PXE-like disorder with multiple coagulation factor deficiency

Pseudoxanthoma Elasticum-Like Disease

Clinical Characteristics
Ocular Features: 

Retinitis pigmentosa has been diagnosed clinically and confirmed by ERG studies in some patients. The fundi in a few individuals have the typical angioid streaks and/or peau d’orange changes. The impact on visual acuity and its prognosis has not been systematically studied.

Systemic Features: 

The skin changes resulting from fragmentation and aberrant mineralization of connective tissue, particularly elastic fibers, resemble those seem in classic pseudoxanthoma elasticum. These include the presence of yellowish papules or leathery plaques with dot-like depressions (‘chicken skin’).
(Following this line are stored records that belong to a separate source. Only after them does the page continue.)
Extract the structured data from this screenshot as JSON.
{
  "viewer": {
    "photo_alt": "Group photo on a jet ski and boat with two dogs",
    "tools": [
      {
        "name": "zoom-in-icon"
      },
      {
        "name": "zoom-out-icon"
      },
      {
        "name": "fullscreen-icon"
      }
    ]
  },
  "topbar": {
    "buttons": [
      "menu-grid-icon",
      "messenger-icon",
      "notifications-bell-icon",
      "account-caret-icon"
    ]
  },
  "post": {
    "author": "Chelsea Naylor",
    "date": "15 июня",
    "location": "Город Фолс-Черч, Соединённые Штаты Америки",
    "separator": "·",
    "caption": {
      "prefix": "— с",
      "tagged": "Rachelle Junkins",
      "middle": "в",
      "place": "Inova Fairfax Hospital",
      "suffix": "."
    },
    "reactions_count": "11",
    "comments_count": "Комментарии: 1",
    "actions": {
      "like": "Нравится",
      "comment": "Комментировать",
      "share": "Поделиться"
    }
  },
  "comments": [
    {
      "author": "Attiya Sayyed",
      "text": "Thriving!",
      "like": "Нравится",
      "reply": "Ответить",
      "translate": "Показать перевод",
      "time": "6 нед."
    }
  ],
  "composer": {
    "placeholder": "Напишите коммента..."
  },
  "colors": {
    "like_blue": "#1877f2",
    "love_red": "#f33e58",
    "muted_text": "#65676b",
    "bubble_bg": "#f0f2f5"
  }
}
However, the skin changes are more widespread and involve trunk as well as limbs and flexural areas. Ultrastructurally the elastic fibers are more severely fragmented than those in classic PXE.

Many patients in addition have deficiencies in vitamin K-dependent clotting factors such as II, VII, IX, and X. Epistaxis, spontaneous gingival bleeding and severe vaginal hemorrhages may occur. Cerebral aneurysms, vascular occlusions, and atherosclerotic plaques in the lower extremities have been reported in a few patients.


Classic pseudoxanthoma elasticum is due to homozygous mutations in the ABCC6 (ATP-binding cassette subfamily C member 6) gene. However, in the PXE-like condition described here homozygous or compound heterozygous mutations in the GGCX (gamma-glutamyl carboxylase) gene (2p11.2) are responsible. Some heterozygous GGCX individuals in families with this genotype who are also heterozygous for ABCC6 mutations (doubly heterozygous) may have similar skin features. Thus the condition described here may also be a digenic disorder in some individuals.

Pseudoxanthoma elasticum-like disease is an autosomal recessive disorder.

Autosomal recessive
Treatment Options: 

There is no treatment for the connective tissue defect but individual problems such as subretinal neovascularization, hemorrhages, and vascular occlusions may respond to appropriate therapy.